Public art initiative continues in Ithaca with upcoming mosaic

Dozens of tiles varying in shapes and earth tones are on the wall between Ithaca’s independent movie theater, Cinemapolis, and a parking lot. Each tile has been imprinted with leaves, beads and combs by students in city schools. Now they hang together as a mosaic, symbolizing the land around the Cayuga Inlet.

This mosaic, titled “Watershed Wall,” was created in 2012 by Annemarie Zwack along with local schools and community members. Now, Zwack is working on painting and creating tiles with the Ithaca community to create a mosaic on the Public Works Department building located on First Street. The mosaic’s theme is “Plants as Food” and it is projected to be installed in August 2014.

The project will take three to five years and will be made with recycled materials from leftover tiles donated by townspeople, said Margaret Corbit, who is working with Zwack on the mosaic.

The project, which will cost $10,000 to $15,000, is funded in part by grants, such as the Tompkins County Tourism Neighborhood Celebrations grant, Zwack said. The Public Arts Commission has significantly helped endorse local artists and projects, she added.

“It wasn’t until the current Public Arts Commission was in place that there was this kind of support to be able to do the work that is making Ithaca a place that’s celebrating its own uniqueness and really displaying the talents of the people that live here,” Zwack said.

Jay Potter, an active member of PAC, attributed this support to the commission’s new members, who are in a different age range than previous members and are determined to get a lot of work done.

“We’re a really good team. We’ve managed to push through a lot of projects,” he said. “A lot of the artwork you’re seeing now downtown happened in the last two to three years.”

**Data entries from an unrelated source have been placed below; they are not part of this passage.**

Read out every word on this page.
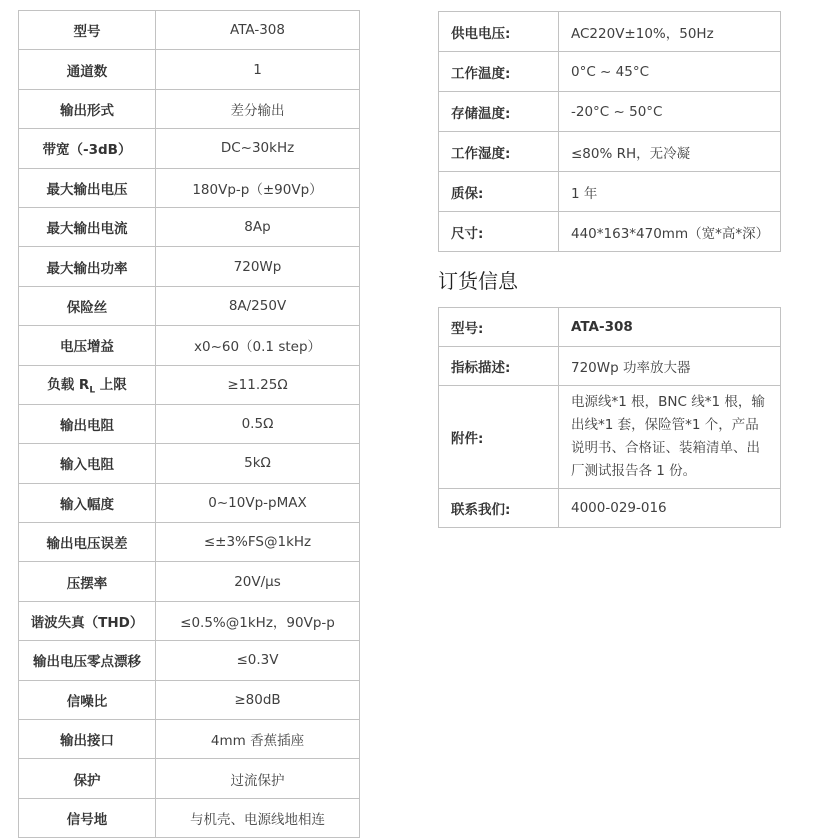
型号	ATA-308
通道数	1
输出形式	差分输出
带宽（-3dB）	DC~30kHz
最大输出电压	180Vp-p（±90Vp）
最大输出电流	8Ap
最大输出功率	720Wp
保险丝	8A/250V
电压增益	x0~60（0.1 step）
负载 $R_L$ 上限	≥11.25Ω
输出电阻	0.5Ω
输入电阻	5kΩ
输入幅度	0~10Vp-pMAX
输出电压误差	≤±3%FS@1kHz
压摆率	20V/μs
谐波失真（THD）	≤0.5%@1kHz，90Vp-p
输出电压零点漂移	≤0.3V
信噪比	≥80dB
输出接口	4mm 香蕉插座
保护	过流保护
信号地	与机壳、电源线地相连
供电电压:	AC220V±10%，50Hz
工作温度:	0°C ~ 45°C
存储温度:	-20°C ~ 50°C
工作湿度:	≤80% RH，无冷凝
质保:	1 年
尺寸:	440*163*470mm（宽*高*深）
订货信息
型号:	ATA-308
指标描述:	720Wp 功率放大器
附件:	电源线*1 根，BNC 线*1 根，输出线*1 套，保险管*1 个，产品说明书、合格证、装箱清单、出厂测试报告各 1 份。
联系我们:	4000-029-016
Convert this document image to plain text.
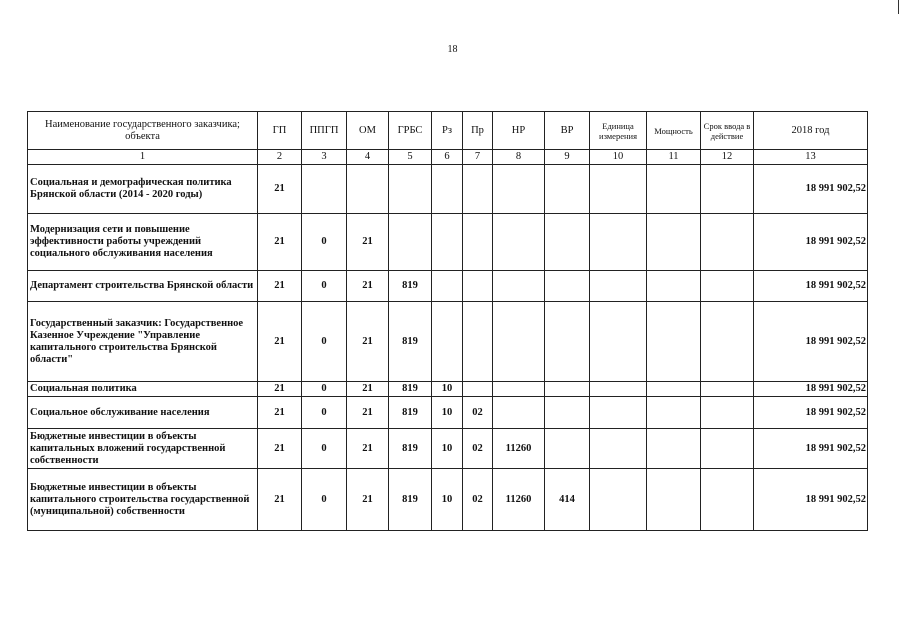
18
Наименование государственного заказчика; объекта	ГП	ППГП	ОМ	ГРБС	Рз	Пр	НР	ВР	Единица измерения	Мощность	Срок ввода в действие	2018 год
1	2	3	4	5	6	7	8	9	10	11	12	13
Социальная и демографическая политика Брянской области (2014 - 2020 годы)	21											18 991 902,52
Модернизация сети и повышение эффективности работы учреждений социального обслуживания населения	21	0	21									18 991 902,52
Департамент строительства Брянской области	21	0	21	819								18 991 902,52
Государственный заказчик: Государственное Казенное Учреждение "Управление капитального строительства Брянской области"	21	0	21	819								18 991 902,52
Социальная политика	21	0	21	819	10							18 991 902,52
Социальное обслуживание населения	21	0	21	819	10	02						18 991 902,52
Бюджетные инвестиции в объекты капитальных вложений государственной собственности	21	0	21	819	10	02	11260					18 991 902,52
Бюджетные инвестиции в объекты капитального строительства государственной (муниципальной) собственности	21	0	21	819	10	02	11260	414				18 991 902,52
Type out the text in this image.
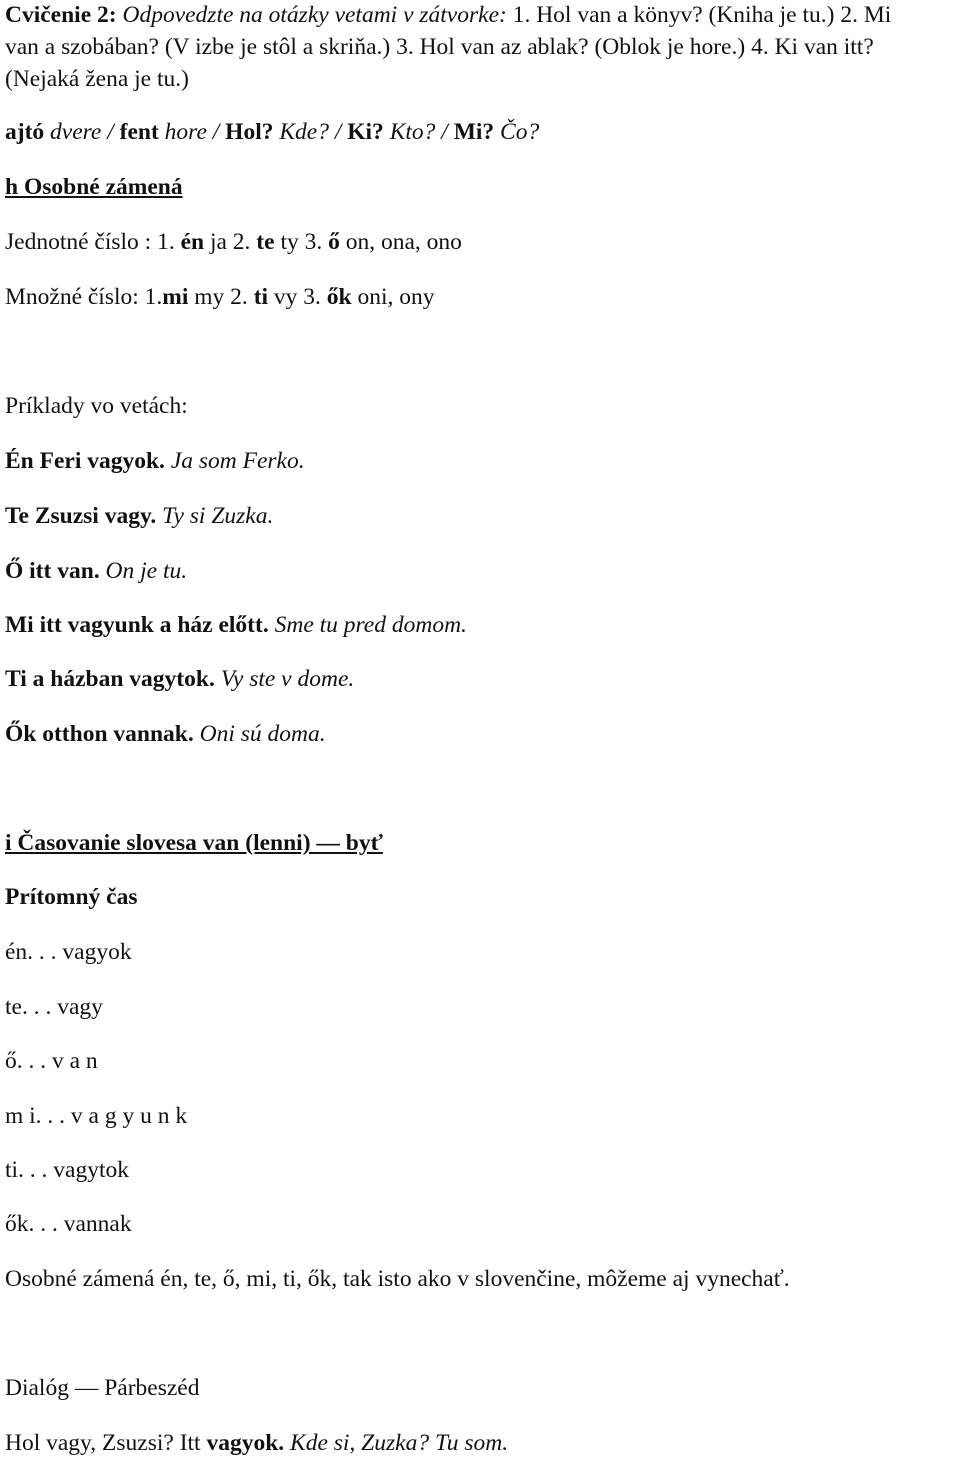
Cvičenie 2: Odpovedzte na otázky vetami v zátvorke: 1. Hol van a könyv? (Kniha je tu.) 2. Mi
van a szobában? (V izbe je stôl a skriňa.) 3. Hol van az ablak? (Oblok je hore.) 4. Ki van itt?
(Nejaká žena je tu.)
ajtó dvere / fent hore / Hol? Kde? / Ki? Kto? / Mi? Čo?
h Osobné zámená
Jednotné číslo : 1. én ja 2. te ty 3. ő on, ona, ono
Množné číslo: 1.mi my 2. ti vy 3. ők oni, ony
Príklady vo vetách:
Én Feri vagyok. Ja som Ferko.
Te Zsuzsi vagy. Ty si Zuzka.
Ő itt van. On je tu.
Mi itt vagyunk a ház előtt. Sme tu pred domom.
Ti a házban vagytok. Vy ste v dome.
Ők otthon vannak. Oni sú doma.
i Časovanie slovesa van (lenni) — byť
Prítomný čas
én. . . vagyok
te. . . vagy
ő. . . v a n
m i. . . v a g y u n k
ti. . . vagytok
ők. . . vannak
Osobné zámená én, te, ő, mi, ti, ők, tak isto ako v slovenčine, môžeme aj vynechať.
Dialóg — Párbeszéd
Hol vagy, Zsuzsi? Itt vagyok. Kde si, Zuzka? Tu som.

One PAC created project was the 21 Boxes project, which brought together 21 artists to change the face of 21 electrical boxes downtown. The commission tries to improve upon the blank spaces in town and make them harder to vandalize by giving them a face, Potter said.

Kellie Cox-Brady, a local muralist, has painted multiple murals in Ithaca in the past year, including “Black-eyed Susans” located on the Seneca Street parking garage wall facing businesses such as Collegetown Bagels. Cox-Brady said employees at Collegetown Bagels noticed more people sitting outside since the mural was painted, among other positive community responses.

“I’ve heard that people will specifically park in the parking garage to see the mural,” she said. “The comic book store owner is also a great supporter. He even said he saw an entire wedding party taking photos in front of the mural.”

Attributing Ithaca to artistic freedom, Cox-Brady said the public arts movement in the city has allowed her to thrive as a muralist.

“I think it’s incredible and getting to know the artists and show their work,” she said. “I know other places [who have public art] where it’s much harder, but in Ithaca it’s not impossible.”

Other businesses, such as Lot 10, are participating in public art by having a murals painted on their storefronts. Matthew Riis, owner and manager of Lot 10, said he chose to have Eder Muniz paint a mural next to their entrance because he is a fan of Muniz’s work in the Brazilian graffiti movement. Riis also said he chose to have the mural done because he believes public art is a necessity.

“Public art is important because the world needs art and if it is only private then it is only fulfilling the needs of a few and not the many,” Riis said.